Cinque anni fa, proprio in questi giorni, la Lega di Umberto Bossi proponeva il ripristino delle “gabbie salariali” (rivalutate da Beppe Grillo sul suo blog nei mesi scorsi). Introdotte nel 1945 attraverso un accordo interconfederale tra la Cgil unitaria e le associazioni padronali, furono abolite nel 1969. L’accordo divideva il territorio nazionale in 14 zone (dimezzate nel 1961), in cui il differenziale tra i salari era legato al costo della vita ( con un range massimo del 29 per cento, successivamente ridotto al 20).

L’idea della Lega fu duramente osteggiata dalle forze sociali e dalle opposizioni. Inoltre, non avendo trovato i consensi necessari nello stesso governo Berlusconi, venne presto gettata alle ortiche. La vicenda è stata rievocata da Michele Ainis in un articolo pubblicato il 7 settembre sul supplemento culturale del Corriere della Sera.

Le considerazioni del costituzionalista sono commendevoli, ma il titolo dell’articolo (“Le gabbie salariali fanno bene all’uguaglianza”) è assai infelice. Infatti, le gabbie erano un meccanismo istituzionale di contrattazione altamente centralizzato. Le stesse differenze tra le varie aree salariali erano rigide, stabilite a priori, non legate alle condizioni dei diversi mercati del lavoro.
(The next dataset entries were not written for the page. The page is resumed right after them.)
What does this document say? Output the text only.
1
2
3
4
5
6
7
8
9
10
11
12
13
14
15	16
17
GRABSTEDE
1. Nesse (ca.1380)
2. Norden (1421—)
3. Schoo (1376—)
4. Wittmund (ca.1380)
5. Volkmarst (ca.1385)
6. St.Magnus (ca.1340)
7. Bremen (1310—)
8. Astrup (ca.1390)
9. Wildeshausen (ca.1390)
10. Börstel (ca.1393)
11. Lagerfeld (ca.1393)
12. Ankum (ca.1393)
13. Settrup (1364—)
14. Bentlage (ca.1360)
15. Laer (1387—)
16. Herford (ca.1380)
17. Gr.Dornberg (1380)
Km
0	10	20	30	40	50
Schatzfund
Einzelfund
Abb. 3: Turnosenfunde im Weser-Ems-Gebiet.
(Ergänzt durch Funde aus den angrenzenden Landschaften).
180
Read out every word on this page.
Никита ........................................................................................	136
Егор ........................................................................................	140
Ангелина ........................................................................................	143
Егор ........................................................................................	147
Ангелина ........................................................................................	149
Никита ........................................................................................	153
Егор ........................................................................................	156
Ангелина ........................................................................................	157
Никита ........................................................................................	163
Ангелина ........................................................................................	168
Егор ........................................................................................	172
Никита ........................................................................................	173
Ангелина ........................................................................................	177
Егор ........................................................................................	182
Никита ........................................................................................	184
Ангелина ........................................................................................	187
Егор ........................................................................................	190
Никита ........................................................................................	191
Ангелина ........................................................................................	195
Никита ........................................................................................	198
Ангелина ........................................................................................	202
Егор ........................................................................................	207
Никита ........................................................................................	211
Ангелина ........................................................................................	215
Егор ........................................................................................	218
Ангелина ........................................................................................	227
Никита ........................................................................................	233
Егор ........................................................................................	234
Ribadito che l’autonomia negoziale delle parti sociali non può essere surrogata da nessun dirigismo legislativo, a mio giudizio sarebbe tuttavia sbagliato escludere pregiudizialmente il livello territoriale dalla mappa delle diversità salariali, che è poi anche la geografia dell’equità distributiva.

Se non dovrebbero esserci dubbi sul fatto che i salari possono catturare i guadagni di produttività solo nell’impresa, dove è misurabile l’apporto del lavoro, non mi pare irragionevole immaginare la salvaguardia del potere d’acquisto su un duplice piano. Quello del contratto nazionale -che garantisce un trattamento universale (ma sarebbe ora di sostituirlo con l’introduzione del salario minimo)- e quello integrativo di carattere locale, laddove si manifesta un costo della vita particolarmente elevato.

So che questa ipotesi si presta a controdeduzioni, la prima delle quali riguarda la difficoltà o addirittura l’impossibilità, come ci ammoniva il grande economista inglese Alfred Marshall, di misurare con esattezza il potere d’acquisto della retribuzione. Ma il prossimo dibattito sul Job Act non mancherà di fornirci l’occasione per tornarci sopra.